Fengjiang received her Ph.D. in anthropology from the London School of Economics and Political Science in 2019. She is currently a postdoctoral fellow at the Max Planck Institute for the Study of Religious and Ethnic Diversity. Her ongoing book project explores the political, moral and economic lives of ordinary people who strategized volunteering and charitable work in coping with political-economic restructurings in contemporary China. Her broader research interests span political and economic anthropology, anthropology of development, ethics and humanitarianism, gender, work, mobility, and East Asian studies, as well as visual and graphic anthropology. During her time as a Fung Fellow, she will conduct a new research project on Chinese transnational humanitarianism in Southeast Asia.
Habjan is a research fellow at the Institute of Slovenian Literature and Literary Studies of the Slovenian Academy of Sciences and Arts. He received his Ph.D. in sociology from the University of Ljubljana. He was a postdoctoral researcher in the Globalization and Literature program at the University of Munich and a research fellow at the IFK International Research Center for Cultural Studies in Vienna. His research interests are in world literature studies, cultural sociology and critical theory. His first book, “Ordinary Literature Philosophy,” offers a critical account of cultural translation as a possible theory and politics of a global society. As a Fung Global Fellow, he will be working on a global history of the idea of global literature.
Langrognet is an associate researcher in migration history at the University of Paris Pantheon-Sorbonne /CNRS, where he is conducting a project on the history of migrant housing. He is also a non-residential fellow at the Global Public Policy Institute, a Berlin-based think tank. He is currently completing a monograph adapted from his doctoral research at the University of Cambridge, which consisted of a microhistorical study of a migrant-occupied tenement in the Paris metro in the early 20th century. His research interests lie in the sociocultural, political and legal aspects of modern migrations. At Princeton, Langrognet will explore how a culture of disbelief towards refugees and asylum seekers emerged at the global level in the 1980s and 1990s. Langrognet has a Ph.D. from the University of Cambridge.

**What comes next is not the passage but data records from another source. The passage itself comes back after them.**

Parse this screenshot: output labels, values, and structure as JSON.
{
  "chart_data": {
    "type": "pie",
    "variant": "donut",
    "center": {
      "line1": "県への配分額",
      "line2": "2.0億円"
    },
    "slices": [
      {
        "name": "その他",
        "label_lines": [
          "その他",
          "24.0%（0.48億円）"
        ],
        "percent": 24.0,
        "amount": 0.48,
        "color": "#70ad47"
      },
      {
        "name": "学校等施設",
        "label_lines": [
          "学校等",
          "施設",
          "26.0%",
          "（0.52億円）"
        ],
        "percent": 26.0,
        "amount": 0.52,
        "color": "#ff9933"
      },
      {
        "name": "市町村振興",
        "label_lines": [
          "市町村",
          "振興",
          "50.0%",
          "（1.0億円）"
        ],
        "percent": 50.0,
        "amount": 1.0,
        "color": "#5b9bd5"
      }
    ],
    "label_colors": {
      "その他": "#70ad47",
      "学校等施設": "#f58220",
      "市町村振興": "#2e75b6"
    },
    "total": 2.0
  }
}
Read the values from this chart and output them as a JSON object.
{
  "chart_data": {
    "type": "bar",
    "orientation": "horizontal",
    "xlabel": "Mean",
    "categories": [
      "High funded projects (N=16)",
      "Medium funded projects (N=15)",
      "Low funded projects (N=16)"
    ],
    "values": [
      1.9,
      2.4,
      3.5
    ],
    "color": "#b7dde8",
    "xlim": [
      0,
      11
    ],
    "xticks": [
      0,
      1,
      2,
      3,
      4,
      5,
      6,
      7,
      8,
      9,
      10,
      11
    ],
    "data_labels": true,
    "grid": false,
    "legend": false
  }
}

Leuzinger earned her Ph.D. in history of art at University College London in 2020, having previously studied at the University of Cambridge. She is interested in postcolonial modernity and questions of gender, aesthetics and technology. Her dissertation attends to the spaces and relations of “domestic” photography, examining the practices of Haleema Hashim, a Kutchi Memon woman in the south Indian port city of Cochin, and the peripatetic Bengali twin sisters Manobina Roy and Debalina Majumdar, as well as how their work has been retrieved and reconfigured over the past decades. It also considers the ongoing mobilization of the camera as a tool for women’s empowerment in the Global South by NGOs, artists and academics. At Princeton, Leuzinger will develop her doctoral research into the monograph “Dwelling in Photography: Intimacy, Amateurism and the Camera in South Asia” and begin a new project on digital archives and the politics of crowdsourcing history.